Moins de la moitié des routes nationales en Angola est goudronnée.

Moins de la moitié des routes nationales en Angola est goudronnée.

Carlos dos Santos a annoncé que le Plan Routier de l’Angola estime que le pays dispose d’un réseau routier d’environ 79 300 kilomètres, composé de 27 600 kilomètres de routes nationales – dont seulement environ 41% sont asphaltées – et de 51 700 kilomètres de routes municipales.

 

« Dans ce contexte, le réseau de routes nationales compte actuellement plus de 11 400 kilomètres asphaltés, ce qui représente environ 41,3% de l’ensemble du réseau de routes nationales, posant ainsi le défi de la maintenance et de la conservation de ce patrimoine », a déclaré aujourd’hui le responsable gouvernemental.

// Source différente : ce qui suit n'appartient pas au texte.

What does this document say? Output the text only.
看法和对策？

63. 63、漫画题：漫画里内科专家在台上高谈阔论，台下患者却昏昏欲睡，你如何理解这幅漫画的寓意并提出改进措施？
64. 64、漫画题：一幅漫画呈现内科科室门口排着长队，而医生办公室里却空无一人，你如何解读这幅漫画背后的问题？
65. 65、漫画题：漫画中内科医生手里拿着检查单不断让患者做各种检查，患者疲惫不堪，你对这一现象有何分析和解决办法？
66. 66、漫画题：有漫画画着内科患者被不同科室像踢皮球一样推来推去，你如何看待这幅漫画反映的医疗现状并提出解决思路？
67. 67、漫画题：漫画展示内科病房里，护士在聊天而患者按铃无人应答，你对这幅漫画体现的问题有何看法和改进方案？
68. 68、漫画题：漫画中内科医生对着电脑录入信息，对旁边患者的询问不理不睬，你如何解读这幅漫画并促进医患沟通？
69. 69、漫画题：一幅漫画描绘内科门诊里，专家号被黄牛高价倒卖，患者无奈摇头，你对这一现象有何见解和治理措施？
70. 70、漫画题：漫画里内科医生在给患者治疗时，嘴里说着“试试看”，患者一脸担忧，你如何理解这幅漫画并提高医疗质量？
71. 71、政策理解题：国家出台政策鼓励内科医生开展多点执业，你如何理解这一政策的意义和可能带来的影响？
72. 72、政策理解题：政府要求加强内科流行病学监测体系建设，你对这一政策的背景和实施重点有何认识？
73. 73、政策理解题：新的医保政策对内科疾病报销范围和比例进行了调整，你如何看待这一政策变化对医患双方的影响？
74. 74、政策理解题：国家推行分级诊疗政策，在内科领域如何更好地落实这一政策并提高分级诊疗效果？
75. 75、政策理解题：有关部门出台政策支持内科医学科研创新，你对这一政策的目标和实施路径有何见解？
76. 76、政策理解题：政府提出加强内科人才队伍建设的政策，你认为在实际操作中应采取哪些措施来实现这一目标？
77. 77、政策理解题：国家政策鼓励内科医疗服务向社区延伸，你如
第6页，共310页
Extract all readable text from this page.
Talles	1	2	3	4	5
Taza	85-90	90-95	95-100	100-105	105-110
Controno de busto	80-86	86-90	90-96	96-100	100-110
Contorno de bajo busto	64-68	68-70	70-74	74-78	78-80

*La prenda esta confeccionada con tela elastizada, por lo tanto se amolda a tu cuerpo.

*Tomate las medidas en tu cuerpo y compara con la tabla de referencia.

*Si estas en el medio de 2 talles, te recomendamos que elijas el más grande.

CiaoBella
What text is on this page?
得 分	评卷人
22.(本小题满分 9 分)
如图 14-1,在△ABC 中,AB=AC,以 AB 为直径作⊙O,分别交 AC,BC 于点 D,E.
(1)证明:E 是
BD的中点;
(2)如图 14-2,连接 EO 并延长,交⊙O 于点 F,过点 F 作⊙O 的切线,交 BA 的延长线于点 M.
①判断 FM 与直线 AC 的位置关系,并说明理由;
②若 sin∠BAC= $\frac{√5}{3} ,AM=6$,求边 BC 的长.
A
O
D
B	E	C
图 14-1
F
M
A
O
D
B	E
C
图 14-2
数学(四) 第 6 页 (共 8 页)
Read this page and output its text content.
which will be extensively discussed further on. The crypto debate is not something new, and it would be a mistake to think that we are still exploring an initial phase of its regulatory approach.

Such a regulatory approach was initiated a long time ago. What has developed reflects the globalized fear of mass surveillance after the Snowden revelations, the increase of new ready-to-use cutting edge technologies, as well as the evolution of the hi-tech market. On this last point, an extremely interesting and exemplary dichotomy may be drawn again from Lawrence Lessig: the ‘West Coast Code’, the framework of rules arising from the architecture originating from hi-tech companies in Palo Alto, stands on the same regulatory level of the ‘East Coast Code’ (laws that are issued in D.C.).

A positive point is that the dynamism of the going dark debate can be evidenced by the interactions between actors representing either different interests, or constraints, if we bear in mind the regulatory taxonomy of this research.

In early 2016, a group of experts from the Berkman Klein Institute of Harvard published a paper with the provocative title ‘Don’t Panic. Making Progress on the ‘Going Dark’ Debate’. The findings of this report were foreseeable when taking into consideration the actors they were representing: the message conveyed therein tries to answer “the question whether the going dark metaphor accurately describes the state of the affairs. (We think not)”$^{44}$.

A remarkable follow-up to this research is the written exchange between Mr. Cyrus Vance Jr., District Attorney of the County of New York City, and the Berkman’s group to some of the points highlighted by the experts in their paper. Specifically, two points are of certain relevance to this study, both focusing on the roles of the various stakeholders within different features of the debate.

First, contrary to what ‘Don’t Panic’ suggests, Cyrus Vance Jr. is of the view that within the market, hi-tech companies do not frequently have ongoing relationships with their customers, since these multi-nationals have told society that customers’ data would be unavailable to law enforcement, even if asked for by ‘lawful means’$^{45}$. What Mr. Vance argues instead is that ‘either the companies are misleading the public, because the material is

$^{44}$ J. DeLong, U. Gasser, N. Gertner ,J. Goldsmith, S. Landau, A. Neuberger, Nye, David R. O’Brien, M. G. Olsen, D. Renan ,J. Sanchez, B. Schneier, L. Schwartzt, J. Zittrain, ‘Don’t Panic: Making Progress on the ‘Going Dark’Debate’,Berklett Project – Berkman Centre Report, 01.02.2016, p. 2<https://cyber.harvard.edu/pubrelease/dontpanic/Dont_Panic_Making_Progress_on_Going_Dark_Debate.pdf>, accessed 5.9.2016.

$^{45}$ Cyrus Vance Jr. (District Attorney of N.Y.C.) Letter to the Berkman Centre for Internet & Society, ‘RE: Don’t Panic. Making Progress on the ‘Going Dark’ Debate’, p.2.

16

Lors de son discours à l’ouverture du Séminaire International sur les Concessions Routières, qui se tient dans la province angolaise de Benguela, le ministre a également indiqué que l’Angola considère le réseau routier comme l’un des moteurs du développement économique.

Il a noté que des investissements sont en cours pour la modernisation des routes selon les normes internationales, tout en soulignant que les autorités angolaises voient les concessions routières comme un « instrument stratégique pour mobiliser le financement privé, servant à accélérer les travaux structurants et à garantir une maintenance et une conservation durables ».

Selon le ministre des Travaux Publics d’Angola, les partenariats public-privé et les modèles de concession sont également des instruments stratégiques pour réaliser les objectifs du Plan National de Développement (PDN 2023-2027).

Pour le responsable, la tenue du séminaire démontre l’intérêt clair du pays pour mobiliser le financement privé pour les infrastructures publiques, réduire la pression sur les ressources financières de l’État angolais via le Budget Général de l’État, garantir l’efficacité opérationnelle et la maintenance durable des infrastructures routières.

Il a également annoncé que des études et projets sont déjà en cours pour la construction de la future autoroute nord-sud, avec l’appui de l’entreprise de construction China Road and Bridge Corporation (CRBC) Angola, « axe stratégique » qui reliera l’Angola du nord au sud.

Il a également souligné que l’Angola signera bientôt un mémorandum avec un consortium d’entités financières pour commencer les études et projets de construction de l’autoroute ouest-est qui, a-t-il insisté, sera un « véritable corridor routier du Lobito de plus de 1 300 kilomètres ».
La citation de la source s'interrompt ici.